La testa a Parigi, il corpo ad Algeri
Amara Lakhous 29 May 2007

La settimana scorsa ho chiamato mio nipote Karim ventenne che vive ad Algeri. “Allora – ho detto – come vedi le prossime elezioni?”. “Sarà un po’ difficile per Royal – ha risposto – Sarkozy è un osso duro e Bayrou è molto furbo perché pensa già alle prossime elezioni legislative. Comunque spero che vinca Segolène Royal”. Sono rimasto stupito di sentire i nomi dei candidati delle elezioni presidenziali francesi. “Karim – ho reagito – ti ho chiesto di parlarmi delle elezioni legislative algerine del 17 maggio e non delle elezioni in Francia!”. A quel punto si è messo a ridere: “Da noi caro zio – ha puntualizzato – les jeux sont faits (i giochi sono fatti) invece in Francia la partita è ancora aperta fino all’ultimo voto”. La chiacchierata con mio nipote è molto indicativa perché riflette lo stato d’animo del popolo algerino alla vigilia di questi elezioni. Ci sono due importanti domande da fare: Perché gli algerini si interessano delle elezioni presidenziali francesi e hanno tifato per la Royal? Poi da cosa nasce la rassegnazione popolare di fronte a questo appuntamento elettorale algerino?

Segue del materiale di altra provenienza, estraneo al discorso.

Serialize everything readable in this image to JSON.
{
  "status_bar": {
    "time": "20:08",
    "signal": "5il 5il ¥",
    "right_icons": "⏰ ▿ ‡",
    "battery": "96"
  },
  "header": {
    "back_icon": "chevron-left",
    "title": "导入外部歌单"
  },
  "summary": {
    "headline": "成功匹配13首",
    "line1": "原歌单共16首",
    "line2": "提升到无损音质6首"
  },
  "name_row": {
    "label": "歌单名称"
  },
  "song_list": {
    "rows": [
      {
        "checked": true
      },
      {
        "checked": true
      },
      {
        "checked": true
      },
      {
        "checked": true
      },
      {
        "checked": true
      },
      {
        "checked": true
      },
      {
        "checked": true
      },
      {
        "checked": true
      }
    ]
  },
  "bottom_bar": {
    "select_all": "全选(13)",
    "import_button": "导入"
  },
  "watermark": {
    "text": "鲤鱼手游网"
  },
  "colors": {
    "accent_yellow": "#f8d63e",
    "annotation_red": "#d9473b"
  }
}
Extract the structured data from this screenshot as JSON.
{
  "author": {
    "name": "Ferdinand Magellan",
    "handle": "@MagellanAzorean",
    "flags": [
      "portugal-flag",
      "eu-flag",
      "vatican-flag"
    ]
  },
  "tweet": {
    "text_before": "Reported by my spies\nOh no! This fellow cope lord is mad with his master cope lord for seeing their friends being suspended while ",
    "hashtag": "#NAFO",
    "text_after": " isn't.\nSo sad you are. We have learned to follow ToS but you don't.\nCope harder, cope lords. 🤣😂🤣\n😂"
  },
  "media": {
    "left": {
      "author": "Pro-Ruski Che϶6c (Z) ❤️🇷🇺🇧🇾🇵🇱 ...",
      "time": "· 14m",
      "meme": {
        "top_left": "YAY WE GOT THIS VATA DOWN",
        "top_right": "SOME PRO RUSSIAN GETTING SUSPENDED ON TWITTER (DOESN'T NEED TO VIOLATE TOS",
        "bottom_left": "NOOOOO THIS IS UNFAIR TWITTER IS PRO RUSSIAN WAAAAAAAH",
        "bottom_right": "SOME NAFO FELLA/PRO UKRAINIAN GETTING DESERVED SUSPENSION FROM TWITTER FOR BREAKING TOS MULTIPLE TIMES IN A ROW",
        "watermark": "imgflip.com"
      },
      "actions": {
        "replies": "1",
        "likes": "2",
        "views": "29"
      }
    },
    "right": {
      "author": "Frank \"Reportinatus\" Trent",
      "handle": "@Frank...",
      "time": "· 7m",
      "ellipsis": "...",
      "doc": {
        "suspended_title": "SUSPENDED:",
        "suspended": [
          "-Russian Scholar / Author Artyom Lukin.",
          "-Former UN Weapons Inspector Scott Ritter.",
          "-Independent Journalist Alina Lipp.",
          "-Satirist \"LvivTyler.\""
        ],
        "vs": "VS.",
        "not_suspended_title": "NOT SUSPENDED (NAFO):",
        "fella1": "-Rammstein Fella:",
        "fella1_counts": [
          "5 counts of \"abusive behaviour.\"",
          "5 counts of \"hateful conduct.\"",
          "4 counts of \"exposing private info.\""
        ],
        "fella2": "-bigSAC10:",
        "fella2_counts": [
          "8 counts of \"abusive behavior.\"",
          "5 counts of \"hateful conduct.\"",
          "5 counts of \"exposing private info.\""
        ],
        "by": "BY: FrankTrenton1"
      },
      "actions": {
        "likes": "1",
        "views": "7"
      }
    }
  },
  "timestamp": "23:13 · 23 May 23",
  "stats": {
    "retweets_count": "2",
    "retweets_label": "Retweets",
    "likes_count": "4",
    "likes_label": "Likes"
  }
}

Primo. La Francia non si è mai liberata completamente dall’Algeria per via degli immigrati algerini e dei loro figli che risiedono da anni nelle città francesi. Oggi la maggioranza del popolo algerino vorrebbe emigrare, e la Francia è la prima meta preferita. Si dice che la Royal, se fosse stata eletta presidente, avrebbe seguito l’esempio di François Mitterrand, che promulgò nel 1981 la sanatoria a favore degli immigrati clandestini e facilitò le procedure dell’ingresso in Francia. Ogni algerino, è bene ricordarlo, è sempre un potenziale immigrato. Secondo. Nei paesi arabi le elezioni sono decise a priori. Ma quando, per miracolo, le elezioni sono un po’ libere, allora la gente va votare per fare dispetto al governo in carica da tantissimi anni, per punire i dirigenti per la corruzione, i fallimenti. Pertanto si tratta di un voto sostanzialmente di protesta come abbiamo constatato dopo le vittorie di Hamas in Palestina e dei Fratelli Musulmani in Egitto. Gli algerini però si ricordano molto bene delle elezioni legislative del dicembre 1991, vinte dai fondamentalisti del Fis (Fronte Islamico di Salvezza).

In quella occasione, la maggioranza dell’opinione pubblica non era a favore delle tesi integraliste e populiste del Fis, ma era decisamente contraria alla permanenza del partito nazionalista dell’Fln (Fronte di Liberazione Nazionale) al potere. Quindi quelle elezioni, che hanno sancito l’inizio degli anni di piombo causando la morte di 200mila persone in 7 anni, erano una contestazione popolare contro l’operato del Fln dall’indipendenza del 1962. Il voto di protesta è controproducente e ha un costo altissimo perché apre le porte del potere ai fondamentalisti, noti per la loro demagogia. Anzi è giusto parlare di un “voto kamikaze” perché è autodistruttivo e rafforza i regimi totalitari, di conseguenza va contro gli interessi della maggioranza della popolazione. Sembra che gli algerini abbiano compreso la lezione del 1991. Non ci saranno quindi sorprese, perché i fondamentalisti non avranno la maggioranza nel parlamento. Tuttavia un’alta astensione in queste elezioni è molto probabile e bisogna interpretarla come una protesta contro il partito egemonico del Fln. Infine bisogna ricordare che il voto non è l’unico termometro per misurare il buono stato di salute della democrazia di un paese. Ci sono criteri più efficaci come la separazione dei poteri istituzionali, l’indipendenza della magistratura, la libertà di stampa, ecc.